Sin and the Story of Salvation | July 2

Click here to read the readings from the USCCB website.

I find it helpful to think of history as a story and the world as its setting. There’s an introduction, inciting incident, rising action (preparation), climax, falling action (the road back), and resolution. I think looking at the world through this lens gives us a peek into God’s perspective in His omniscience.

The Introduction: God creates the world. Adam and Eve live in perfect relationship with each other and with God. All is well.

Inciting Incident: Satan tempts the couple and they succumb. They reject their perfect relationship with God in hopes of attaining something better for themselves. Their sin of pride corrupts humanity.

Rising Action: The entire Old Testament. The great story of Israel, as our friend Bishop Barron describes it. God makes covenant after covenant with His chosen people as an offering of restored relationship.

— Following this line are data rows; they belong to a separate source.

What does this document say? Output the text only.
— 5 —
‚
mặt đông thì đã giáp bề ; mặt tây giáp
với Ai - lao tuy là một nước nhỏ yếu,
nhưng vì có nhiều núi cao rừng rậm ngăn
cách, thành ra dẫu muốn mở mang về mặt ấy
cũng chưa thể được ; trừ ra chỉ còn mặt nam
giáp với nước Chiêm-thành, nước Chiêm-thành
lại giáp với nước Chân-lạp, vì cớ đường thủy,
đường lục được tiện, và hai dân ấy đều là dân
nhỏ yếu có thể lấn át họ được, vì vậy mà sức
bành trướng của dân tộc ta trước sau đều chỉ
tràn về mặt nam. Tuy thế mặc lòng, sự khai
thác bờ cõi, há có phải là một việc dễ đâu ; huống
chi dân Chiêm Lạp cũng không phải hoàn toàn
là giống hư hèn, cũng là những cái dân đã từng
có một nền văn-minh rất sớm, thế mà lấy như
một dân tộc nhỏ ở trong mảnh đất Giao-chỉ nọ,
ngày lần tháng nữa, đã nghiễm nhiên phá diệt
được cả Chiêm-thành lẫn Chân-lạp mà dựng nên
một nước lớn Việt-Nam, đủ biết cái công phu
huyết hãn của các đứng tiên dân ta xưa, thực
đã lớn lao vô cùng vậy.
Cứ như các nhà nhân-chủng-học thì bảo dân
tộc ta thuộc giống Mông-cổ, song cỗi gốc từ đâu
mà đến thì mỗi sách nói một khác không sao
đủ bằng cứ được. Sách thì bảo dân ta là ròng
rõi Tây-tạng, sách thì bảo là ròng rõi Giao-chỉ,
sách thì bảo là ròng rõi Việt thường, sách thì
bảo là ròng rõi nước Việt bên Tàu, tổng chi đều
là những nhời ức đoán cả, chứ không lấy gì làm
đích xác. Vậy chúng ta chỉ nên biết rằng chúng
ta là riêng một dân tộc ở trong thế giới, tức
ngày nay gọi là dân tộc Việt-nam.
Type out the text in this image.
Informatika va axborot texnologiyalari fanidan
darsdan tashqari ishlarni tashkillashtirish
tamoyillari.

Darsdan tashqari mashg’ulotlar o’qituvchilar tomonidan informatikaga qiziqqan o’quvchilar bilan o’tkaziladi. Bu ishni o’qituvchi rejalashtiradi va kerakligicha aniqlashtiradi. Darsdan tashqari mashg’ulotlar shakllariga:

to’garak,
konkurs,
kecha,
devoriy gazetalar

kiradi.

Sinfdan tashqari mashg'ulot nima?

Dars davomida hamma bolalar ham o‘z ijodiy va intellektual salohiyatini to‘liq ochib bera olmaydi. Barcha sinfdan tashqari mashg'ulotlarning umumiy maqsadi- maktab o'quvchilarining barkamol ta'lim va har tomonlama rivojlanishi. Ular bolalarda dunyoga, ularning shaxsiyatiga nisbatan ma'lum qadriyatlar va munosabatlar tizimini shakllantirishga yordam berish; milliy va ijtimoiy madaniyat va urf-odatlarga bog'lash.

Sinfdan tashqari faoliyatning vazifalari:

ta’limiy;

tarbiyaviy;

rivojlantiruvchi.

Adam, Noah, Abraham, Moses, David. And still His people continue to turn away from Him. The reign of sin remains.

Climax: The coming of a great Savior that will restore the world to its proper order! He is prophesied about throughout history. God becomes a human being. Jesus Christ is born of a virgin, lives, suffers, dies on the cross, and rises from the dead to defeat the power of sin and death forever.

Falling Action: This is where we’re at now in the way I see the story. Jesus Christ has already won the battle. We are saved! But so much of the world doesn’t know it yet. We must continue to fight the battle against sin within ourselves through Christ’s resurrection power. God has chosen to allow sin to continue to rule the world until His appointed time, but we now have the power to overcome it.

Resolution: At the fullness of time, Jesus Christ will come again in His true power and glory. He will defeat Satan for the last time and will bring with Him the new heaven and the new earth. This is the final battle which is already won.

It’s so helpful to me to think this way because it keeps my eyes on the bigger picture. It’s so easy to lose the forest through the trees! I fight my battle against sin and self every day and the devil does a really good job of discouraging me, telling me to give up, telling me it’s not worth the struggle, feeding me lies about myself and about God. It’s so easy to forget that the battle is already won! The climax has happened, and every turn of the world is taking us closer toward resolution.

And yet, as I described, sin and its effects are still a woeful part of the world. That’s what we see in today’s Gospel. Jesus doesn’t heal the paralytic right away; He first offers him forgiveness for his sins. Because sin is the root of all evil. Sin is the cause of every brokenness and injustice in the world. Sin is the cause of the man’s paralysis. Now understand that it was not his own sin that caused the paralysis. Bad things happen to good people. But sin brought disorder into what was once a perfect world. Bad things aren’t always caused by people. Sometimes bad things just are.

Jesus knows all too well that sin and its effects are the ultimate reasons for every human suffering. He knows why He came into the world, to save it from the effects of sin. That’s why the forgiveness of sins is preeminent over physical healing. If physical healing were vital for salvation, there would be a miraculous Sacrament of physical healing. But no, Jesus chose to institute the miraculous Sacrament of Reconciliation for the spiritual healing of our souls.

Sin is the cause of every human suffering. But we find ourselves on the right side of the climax of the Salvation Story. As we approach the resolution, you have a vital part to play. In the words of Christ Himself, “Repent and believe in the Gospel.” Receive the Sacrament of Reconciliation regularly and be reconciled to God! Then we will bring forth, with Christ, the Kingdom of God.